Order 2 Rules 1 and 2of the Code for ready reference:
“1. Frame of suit: Every suit shall as far as practicable be framed so as to afford ground for final decision upon the subjects in dispute and to prevent further litigation concerning them.
2. Suit to include the whole claim:
(1) Every suit shall include the whole of the claim which the plaintiff is entitled to make in respect of the cause of action; but a plaintiff may relinquish any portion of his claim in order to bring the suit within the jurisdiction of any Court.
(2) Relinquishment of part of claim: Where a plaintiff omits to sue in respect of, or intentionally relinquishes, any portion of his claim, he shall not afterwards sue in respect of the portion so omitted or relinquished.
(3) Omission to sue for one of several reliefs: A person entitled to more than one relief in respect of the same cause of action may sue for all or any of such reliefs; but if he omits, except with the leave of the court, to sue for all such reliefs, he shall not afterwards sue for any relief so omitted.”
Object of the Rule
The object of Order 2 Rule 2 of the Code is two-fold-
First is to ensure that no defendant is sued and vexed twice in regard to the same cause of action.
Second is to prevent a plaintiff from splitting of claims and remedies based on the same cause of action.
The effect of Order 2 Rule 2 of the Code is to bar a plaintiff who had earlier claimed certain remedies in regard to a cause of action, from filing a second suit in regard to other reliefs based on the same cause of action. It does not however bar a second suit based on a different and distinct cause of action.
Application of the Rule
Supreme Court in Gurbux Singh v. Bhoora Lal [AIR 1964 SC 1810] held:
“In order that a plea of a bar under O. 2, R. 2(3), Civil Procedure Code should succeed the defendant who raises the plea must make out
(1) that the second suit was in respect of the same cause of action as that on which the previous suit was based;
(2) that in respect of that cause of action the plaintiff was entitled to more than one relief;
(3) that being thus entitled to more than one relief the plaintiff without leave obtained from the Court omitted to sue for the relief for which the second suit had been filed.

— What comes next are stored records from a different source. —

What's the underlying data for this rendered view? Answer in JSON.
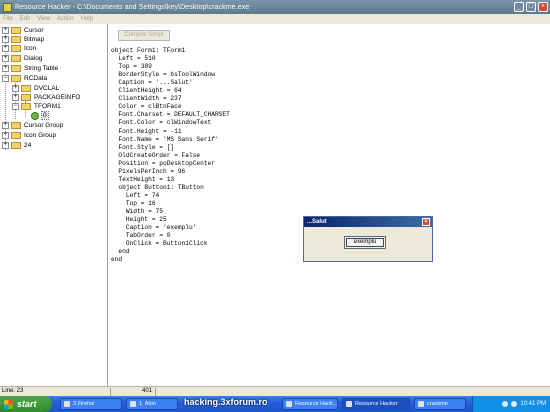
{
  "window": {
    "title": "Resource Hacker  -  C:\\Documents and Settings\\key\\Desktop\\crackme.exe",
    "min_label": "_",
    "max_label": "□",
    "close_label": "×"
  },
  "menu": [
    "File",
    "Edit",
    "View",
    "Action",
    "Help"
  ],
  "tree": {
    "items": [
      {
        "label": "Cursor",
        "expander": "+"
      },
      {
        "label": "Bitmap",
        "expander": "+"
      },
      {
        "label": "Icon",
        "expander": "+"
      },
      {
        "label": "Dialog",
        "expander": "+"
      },
      {
        "label": "String Table",
        "expander": "+"
      },
      {
        "label": "RCData",
        "expander": "−"
      },
      {
        "label": "DVCLAL",
        "expander": "+"
      },
      {
        "label": "PACKAGEINFO",
        "expander": "+"
      },
      {
        "label": "TFORM1",
        "expander": "−"
      },
      {
        "label": "0",
        "expander": ""
      },
      {
        "label": "Cursor Group",
        "expander": "+"
      },
      {
        "label": "Icon Group",
        "expander": "+"
      },
      {
        "label": "24",
        "expander": "+"
      }
    ]
  },
  "toolbar": {
    "compile_label": "Compile Script"
  },
  "code": {
    "lines": [
      "object Form1: TForm1",
      "  Left = 510",
      "  Top = 389",
      "  BorderStyle = bsToolWindow",
      "  Caption = '...Salut'",
      "  ClientHeight = 64",
      "  ClientWidth = 237",
      "  Color = clBtnFace",
      "  Font.Charset = DEFAULT_CHARSET",
      "  Font.Color = clWindowText",
      "  Font.Height = -11",
      "  Font.Name = 'MS Sans Serif'",
      "  Font.Style = []",
      "  OldCreateOrder = False",
      "  Position = poDesktopCenter",
      "  PixelsPerInch = 96",
      "  TextHeight = 13",
      "  object Button1: TButton",
      "    Left = 74",
      "    Top = 16",
      "    Width = 75",
      "    Height = 25",
      "    Caption = 'exemplu'",
      "    TabOrder = 0",
      "    OnClick = Button1Click",
      "  end",
      "end"
    ]
  },
  "dialog": {
    "title": "...Salut",
    "button_label": "exemplu",
    "close_label": "×"
  },
  "status": {
    "line": "Line: 23",
    "num": "401"
  },
  "taskbar": {
    "start_label": "start",
    "tasks": [
      "3 Firefox",
      "1. Alon",
      "Resource Hack...",
      "Resource Hacker",
      "crackme"
    ],
    "watermark": "hacking.3xforum.ro",
    "clock": "10:41 PM"
  }
}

From this analysis it would be seen that the defendant would have to establish primarily and to start with, the precise cause of action upon which the previous suit was filed for unless there is identity between the cause of action on which the earlier suit was filed and that on which the claim in the latter suit is based there would be no scope for the application of the bar.”

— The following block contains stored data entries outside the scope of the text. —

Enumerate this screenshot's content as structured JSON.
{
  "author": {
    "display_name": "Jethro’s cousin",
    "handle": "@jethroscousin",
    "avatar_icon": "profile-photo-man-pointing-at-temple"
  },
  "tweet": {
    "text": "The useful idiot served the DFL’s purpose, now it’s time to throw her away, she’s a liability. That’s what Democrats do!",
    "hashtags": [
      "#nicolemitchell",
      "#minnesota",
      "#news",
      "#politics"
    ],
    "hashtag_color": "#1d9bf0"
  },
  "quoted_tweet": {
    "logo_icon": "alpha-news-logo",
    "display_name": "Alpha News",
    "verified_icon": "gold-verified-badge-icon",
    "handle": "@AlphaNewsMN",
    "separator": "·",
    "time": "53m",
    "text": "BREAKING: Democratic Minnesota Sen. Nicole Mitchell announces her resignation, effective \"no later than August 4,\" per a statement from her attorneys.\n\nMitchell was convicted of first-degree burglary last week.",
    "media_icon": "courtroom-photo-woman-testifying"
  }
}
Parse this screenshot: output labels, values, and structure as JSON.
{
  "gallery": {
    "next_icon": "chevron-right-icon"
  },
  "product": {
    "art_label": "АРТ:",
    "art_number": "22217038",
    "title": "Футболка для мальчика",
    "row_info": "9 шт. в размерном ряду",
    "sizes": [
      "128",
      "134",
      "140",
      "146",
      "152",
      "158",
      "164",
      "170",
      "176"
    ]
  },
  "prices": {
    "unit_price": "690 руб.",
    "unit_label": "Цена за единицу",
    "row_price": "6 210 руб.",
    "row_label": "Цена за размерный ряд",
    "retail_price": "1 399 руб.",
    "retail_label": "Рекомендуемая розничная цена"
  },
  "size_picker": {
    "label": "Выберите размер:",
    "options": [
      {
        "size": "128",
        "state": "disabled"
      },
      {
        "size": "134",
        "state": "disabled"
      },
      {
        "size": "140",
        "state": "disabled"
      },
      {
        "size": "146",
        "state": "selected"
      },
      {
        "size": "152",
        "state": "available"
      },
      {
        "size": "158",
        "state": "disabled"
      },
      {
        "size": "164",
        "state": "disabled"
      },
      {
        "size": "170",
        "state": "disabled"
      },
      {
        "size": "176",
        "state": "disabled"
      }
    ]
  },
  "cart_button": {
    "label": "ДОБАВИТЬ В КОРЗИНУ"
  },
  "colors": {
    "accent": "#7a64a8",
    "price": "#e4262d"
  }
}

The Supreme Court in ‘Alka Gupta v. Narendra Kumar Gupta (2010)’, the court has said,
“Unless the defendant pleads the bar under Order 2 Rule 2 of the Code and an issue is framed focusing the parties on that bar to the suit, obviously the court cannot examine or reject a suit on that ground. The pleadings in the earlier suit should be exhibited or marked by consent or at least admitted by both parties. The plaintiff should have an opportunity to explain or demonstrate that the second suit was based on a different cause of action.
In this case, the respondent did not contend that the suit was barred by Order 2 Rule 2 of the Code. No issue was framed as to whether the suit was barred by Order 2 Rule 2 of the Code. But the High Court (both the trial bench and appellate bench) have erroneously assumed that a plea of res judicata would include a plea of bar under Order 2 Rule 2 of the Code.

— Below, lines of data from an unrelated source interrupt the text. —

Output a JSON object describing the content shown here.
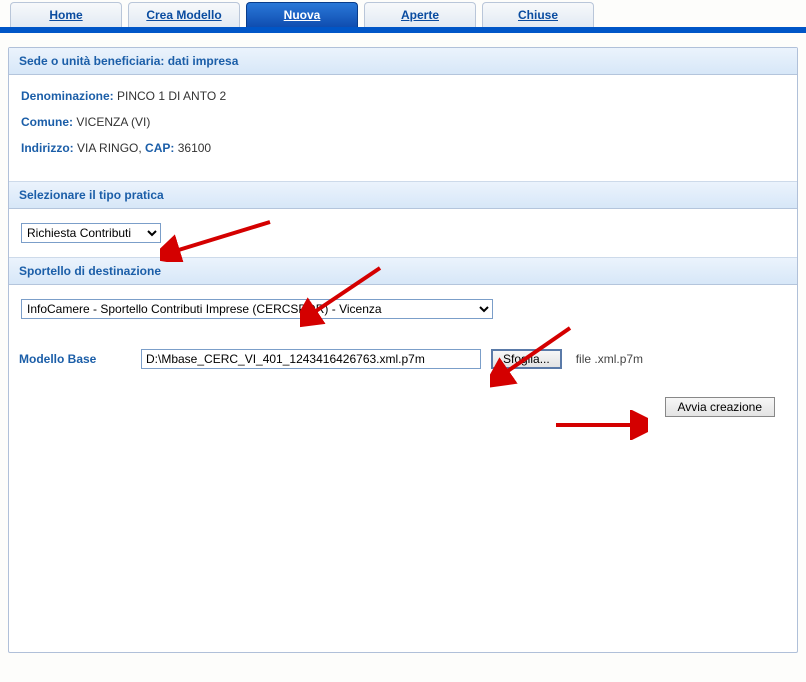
{
  "tabs": [
    {
      "label": "Home",
      "active": false
    },
    {
      "label": "Crea Modello",
      "active": false
    },
    {
      "label": "Nuova",
      "active": true
    },
    {
      "label": "Aperte",
      "active": false
    },
    {
      "label": "Chiuse",
      "active": false
    }
  ],
  "section1": {
    "header": "Sede o unità beneficiaria: dati impresa",
    "denom_label": "Denominazione:",
    "denom_value": "PINCO 1 DI ANTO 2",
    "comune_label": "Comune:",
    "comune_value": "VICENZA  (VI)",
    "indirizzo_label": "Indirizzo:",
    "indirizzo_value": "VIA RINGO, ",
    "cap_label": "CAP:",
    "cap_value": "36100"
  },
  "section2": {
    "header": "Selezionare il tipo pratica",
    "selected": "Richiesta Contributi"
  },
  "section3": {
    "header": "Sportello di destinazione",
    "selected": "InfoCamere - Sportello Contributi Imprese (CERCSPOR) - Vicenza"
  },
  "modello": {
    "label": "Modello Base",
    "value": "D:\\Mbase_CERC_VI_401_1243416426763.xml.p7m",
    "browse": "Sfoglia...",
    "hint": "file .xml.p7m"
  },
  "avvia": {
    "label": "Avvia creazione"
  }
}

Res judicata relates to the plaintiff’s duty to put forth all the grounds of attack in support of his claim, whereas Order 2 Rule 2 of the Code requires the plaintiff to claim all reliefs flowing from the same cause of action in a single suit.
The two pleas are different and one will not include the other. The dismissal of the suit by the High Court under Order 2 Rule 2 of the Code, in the absence of any plea by the defendant and in the absence of an issue in that behalf, is unsustainable.